The tone goes up between France and Libya. The Elysee attacked Thursday night the Minister of the Interior of the Libyan national unity government, which had accused France of supporting the “criminal Haftar”, the name of the marshal whose forces launched early April an assault on the capital Tripoli.
These are accusations “completely unfounded”, replied the French Presidency. On the ground, the situation is not so clear.
Fight against jihadists
Everything starts in 2014. Two years after the fall of Muammar Gaddafi, the situation in Libya is becoming more and more sensitive. Al-Qaeda jihadists are seizing parts of the territory, while the fall of Mosul in Iraq signals the rise of Daesh expansionism in the region.
At that time, Marshal Khalifa Haftar appeared on the ground in Libya. This former friend of Gaddafi was finally one of the leaders of the Libyan rebellion that led to the departure of the former dictator. At the head of his own army, Haftar manages to rally various tribes to fight Islamist jihadists.

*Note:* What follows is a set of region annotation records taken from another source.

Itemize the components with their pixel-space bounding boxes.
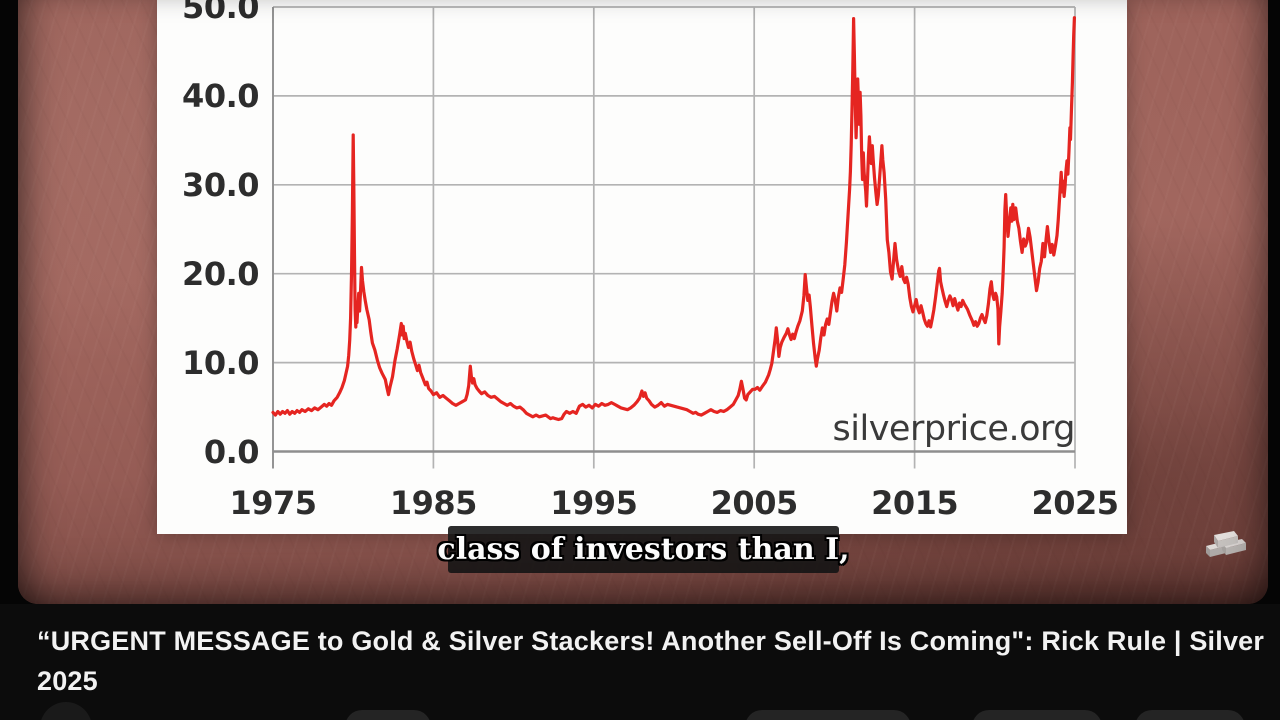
y-axis-label: 50.0 [182,0,259,26]
x-axis-label: 2005 [710,484,799,522]
y-axis-label: 20.0 [182,254,259,293]
action-chip-2[interactable] [745,710,911,720]
action-chip-1[interactable] [345,710,431,720]
y-axis-label: 40.0 [182,76,259,115]
price-line [271,16,1077,422]
silver-bars-icon [1206,531,1246,557]
action-chip-4[interactable] [1135,710,1245,720]
channel-avatar[interactable] [40,702,92,720]
action-chip-3[interactable] [972,710,1102,720]
x-axis-label: 1995 [550,484,638,522]
caption-text: class of investors than I, [437,532,850,567]
y-axis-label: 0.0 [203,432,260,471]
x-axis-label: 2025 [1031,484,1119,522]
video-title: “URGENT MESSAGE to Gold & Silver Stacker… [37,626,1265,696]
chart-watermark: silverprice.org [832,409,1076,449]
x-axis-label: 1975 [229,484,317,522]
subtitle-caption: class of investors than I, [437,526,850,573]
price-chart-svg [271,6,1077,469]
x-axis-label: 1985 [389,484,478,522]
y-axis-label: 10.0 [182,343,259,382]
video-info-panel: “URGENT MESSAGE to Gold & Silver Stacker… [0,604,1280,720]
x-axis-label: 2015 [871,484,959,522]
video-frame[interactable]: silverprice.org 0.0 10.0 20.0 30.0 40.0 50.0 1… [18,0,1268,604]
y-axis-label: 30.0 [182,165,259,204]
silver-price-chart: silverprice.org 0.0 10.0 20.0 30.0 40.0 50.0 1… [157,0,1127,534]
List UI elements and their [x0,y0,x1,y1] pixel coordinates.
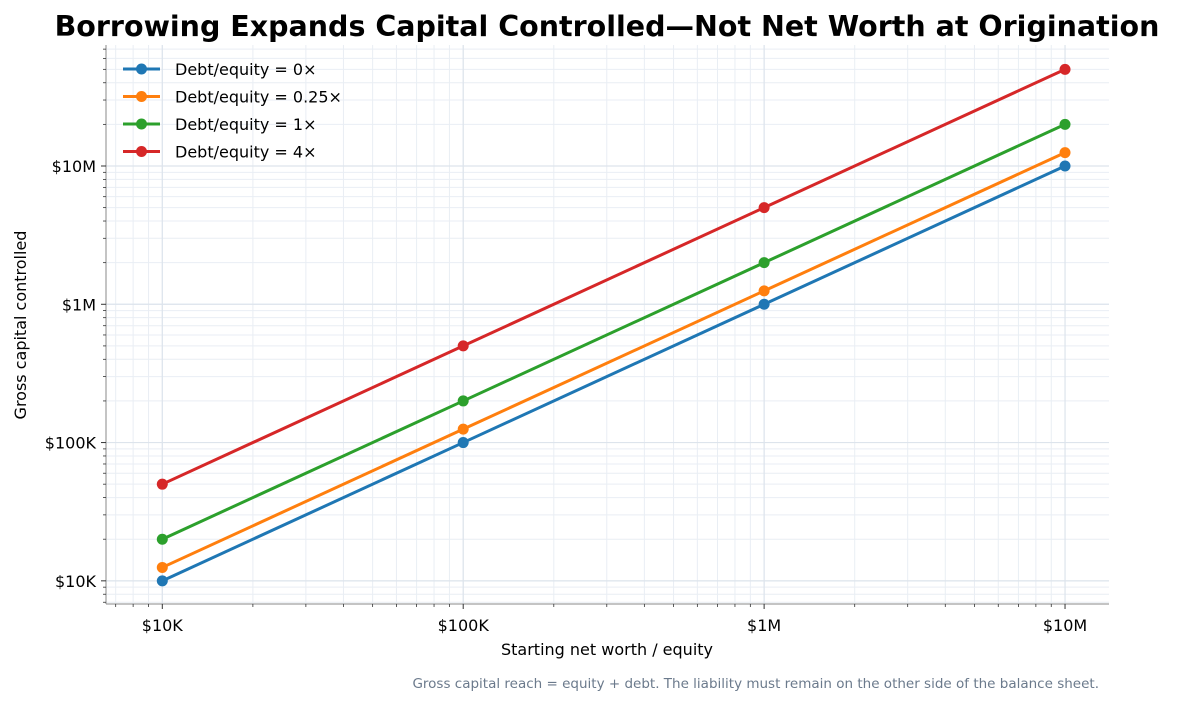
legend-label: Debt/equity = 0.25× [175,88,342,107]
y-tick-label: $10K [55,572,97,591]
x-axis-label: Starting net worth / equity [501,640,713,659]
data-point [1059,147,1071,159]
data-point [1059,160,1071,172]
y-tick-label: $10M [52,157,96,176]
y-tick-label: $100K [45,434,97,453]
data-point [156,478,168,490]
legend-label: Debt/equity = 0× [175,60,316,79]
data-point [1059,63,1071,75]
data-point [758,285,770,297]
x-tick-label: $10K [142,616,184,635]
chart-title: Borrowing Expands Capital Controlled—Not… [55,10,1160,43]
major-grid [106,45,1109,604]
legend-swatch-marker [136,91,147,102]
data-point [758,298,770,310]
data-point [156,561,168,573]
data-point [758,257,770,269]
series-line-3 [161,67,1066,486]
legend-swatch-marker [136,146,147,157]
data-point [156,575,168,587]
x-axis-ticks: $10K $100K $1M $10M [115,604,1087,635]
legend-swatch-marker [136,63,147,75]
x-tick-label: $1M [747,616,781,635]
legend-swatch-marker [136,118,147,130]
series-line-2 [161,123,1066,541]
series-layer [156,63,1071,587]
series-line-0 [161,164,1066,583]
data-point [457,437,469,449]
data-point [758,202,770,214]
axes [105,45,1109,605]
x-tick-label: $10M [1043,616,1087,635]
y-axis-ticks: $10K $100K $1M $10M [45,48,106,603]
data-point [156,533,168,545]
footnote: Gross capital reach = equity + debt. The… [412,676,1099,692]
data-point [457,395,469,407]
x-tick-label: $100K [438,616,490,635]
y-tick-label: $1M [62,295,96,314]
y-axis-label: Gross capital controlled [11,231,30,420]
legend: Debt/equity = 0× Debt/equity = 0.25× Debt/… [123,60,342,162]
series-line-1 [161,151,1066,569]
data-point [1059,118,1071,130]
data-point [457,423,469,435]
data-point [457,340,469,352]
legend-label: Debt/equity = 4× [175,143,316,162]
legend-label: Debt/equity = 1× [175,115,316,134]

“France was panicked by the situation and it needed a partner on the spot, at the time Haftar was a small actor and it is quite defensible to come and help him win against Al-Qaida,” says Jalel Harchaoui, researcher at the Clingendael Institute and expert in the region.
In early 2016, a Libyan national unity government (GNA) is set up under the auspices of the UN. This GNA settles in Tripoli, in the West, while Marshal Haftar and his troops control the east of the country, including the city of Benghazi. His first military victories on the ground will allow Haftar to gain credibility in the eyes of foreign countries, including France.
Military and political support
French support first takes on a military aspect. “There are no French soldiers fighting in Libya, but there are military advisers on site who provide assistance with surveillance techniques or targeting of strikes, for example,” says Jalel Harchaoui. In July 2016, France was forced to recognize its role after the death of three members of the French Special Forces in a helicopter crash in the east of the country.
“Haftar took advantage of its security results to build its political project,” says the specialist. “France’s accession to Haftar gave it political and military legitimacy, made it more acceptable on the international scene and encouraged it in its military campaign”, also pointed out in May 2018 in the Middle East Eye magazine the Libyan researcher Guma El-Gamaty, saying that this support “is mainly the work” of the current Foreign Minister Jean-Yves Le Drian, who was during the five-year Netherlands in charge of Defense. “Drian is very pragmatic,” adds Jalel Harchaoui.
To bring about a peace agreement in Libya and stabilize the country, the international community is urging the two rivals, GNA Prime Minister Fayez el-Sarra and Marshal Haftar, to sit down at the negotiating table. This is how the two leaders meet twice in France at the invitation of Emmanuel Macron, since the election of the latter, in July 2017 and May 2018.
“We are witnessing a real civil war”
But no agreement is found and the holding of elections in Libya is postponed from month to month. The situation degenerates on April 4, with the assault launched by the Libyan National Army Marshal Haftar on Tripoli and the west of the country. “There is a real civil war, which obviously makes the atmosphere very tense and emotional,” says Jalel Harchaoui.
And while the international community is failing to pass a resolution at the UN to stop the fighting, the Quai d’Orsay assured that it had “sent the message [to Haftar] that there had no military solution “and” that we had to negotiate “.
Last week, France had reaffirmed that it had no “hidden agenda” to put Haftar in power, to which it “will not recognize any legitimacy” if it takes control of Tripoli by arms. Without raising all doubts so far.